Che fare per avere meno paura?

Questa è la domanda che rivela l’urgenza che noi donne abbiamo di abbandonare i pregiudizi culturali che ci portano a diffidenza reciproca e all’utilizzo di doppi standard invece di unirci senza aver paura le une delle altre. Questa è la stessa domanda che ci spinge a riappropriarci di spazio in ogni ambito e in ogni dove: nell’amministrazione pubblica, nell’amministrazione della giustizia, nell’accademia, nell’associazionismo e nel giornalismo, nello Yemen, in Italia, in Turchia e perfino in Islanda. Purtroppo non sono solo io a pensare che andare a casa da sole di notte può essere pericoloso, soprattutto quando ci sentiamo straniere ma anche quando non ci sentiamo tali. Proprio per questo quello che posso fare io nel frattempo è superare la paura che mi blocca, perché il 25 novembre ho preferito partecipare alla manifestazione contro la violenza sulle donne piuttosto che sentirmi una vittima o farmi trattare solo come tale. Il coraggio che siamo in grado di infonderci a vicenda è proprio l’arma principale che ci permette di non farci intimidire troppo al punto di abbandonarle le strade, sia di giorno sia di notte, sia il 25 novembre sia tutti gli altri giorni dell’anno. Sicuramente a Istanbul sabato 25 non mi sarei sentita sola, perché hanno camminato insieme – unit@ – centinaia di donne e trans tutt@ divers@ tra loro e tutt@ uguali: etero, lesbiche, bisessuali, trans, monogame e poligame ma di sicuro né sante né puttane.

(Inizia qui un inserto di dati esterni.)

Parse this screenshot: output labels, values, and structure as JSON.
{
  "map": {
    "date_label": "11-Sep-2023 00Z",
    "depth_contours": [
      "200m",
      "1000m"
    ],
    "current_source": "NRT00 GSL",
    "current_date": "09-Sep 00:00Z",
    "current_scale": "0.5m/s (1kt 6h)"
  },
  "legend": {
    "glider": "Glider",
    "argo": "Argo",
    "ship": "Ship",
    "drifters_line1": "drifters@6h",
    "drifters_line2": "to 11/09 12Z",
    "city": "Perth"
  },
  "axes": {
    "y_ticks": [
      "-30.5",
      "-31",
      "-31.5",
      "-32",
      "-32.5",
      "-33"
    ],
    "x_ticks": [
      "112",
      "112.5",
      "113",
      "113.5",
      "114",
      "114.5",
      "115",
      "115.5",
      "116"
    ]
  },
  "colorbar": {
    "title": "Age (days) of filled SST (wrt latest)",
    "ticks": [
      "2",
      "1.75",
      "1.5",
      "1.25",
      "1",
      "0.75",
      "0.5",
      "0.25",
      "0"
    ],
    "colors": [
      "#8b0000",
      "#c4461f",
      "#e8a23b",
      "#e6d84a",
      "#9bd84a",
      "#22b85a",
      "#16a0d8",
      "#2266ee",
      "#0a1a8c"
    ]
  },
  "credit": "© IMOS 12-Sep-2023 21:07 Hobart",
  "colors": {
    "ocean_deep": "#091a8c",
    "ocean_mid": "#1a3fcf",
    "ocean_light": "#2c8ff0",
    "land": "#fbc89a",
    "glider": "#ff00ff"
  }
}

Lo slogan dell’appello lanciato su internet diceva così: “Erkek – Devlet Şiddetine İtaat Etmiyoruz! Hayatlarımızdan da Mücadelemizden de Vazgeçmiyoruz!”. Tradotto significa che non obbediamo alla violenza degli uomini e dello stato e non rinunciamo né alla nostra vita né alla nostra lotta. Il punto d’incontro è stato Piazza Tünel, alla fine di corso Istiklal, dall’altra parte di piazza Taksim, perché non è vero che Beyoğlu è morta, ha bisogno di supporto per riprendersi dal trauma dello stupro. So che il gruppo di solidarietà con le donne migranti ha pensato a slogan nuovi ma il 25 novembre ho sentito anche l’eco degli slogan storici delle femministe in Turchia. “Donna, vita, libertà!” è uno slogan abbastanza famoso anche in Italia. In kurmancî si dice “jin, jiyan, azadi” e io ricordo ancora l’ultima volta che l’8 marzo lo gridavo a fianco delle donne che conobbi ai tempi di Gezi. Il kurmancî è una della lingue curde e anche quella parlata dalla maggioranza dei curdi. In turco è invece lo slogan che si rivolge direttamente a Erdoğan: “Tayyip, kaç kadınlar geliyor!” (Tayyip, scappa che arrivano le donne!). Infine ce n’è anche un altro, uno che non riuscivo mai a pronunciare bene, perché il turco non è stato mai una lingua facile per me: “gelsin baba gelsin koca gelsin devlet gelsin cop inadına isyan inadına isyan inadına özgürlük!”. Tradotto, sarebbe così: “che venga il padre, che venga il marito, che venga lo stato, che venga il bastone, ostinatamente ribellione, ostinatamente ribellione, ostinatamente libertà!”.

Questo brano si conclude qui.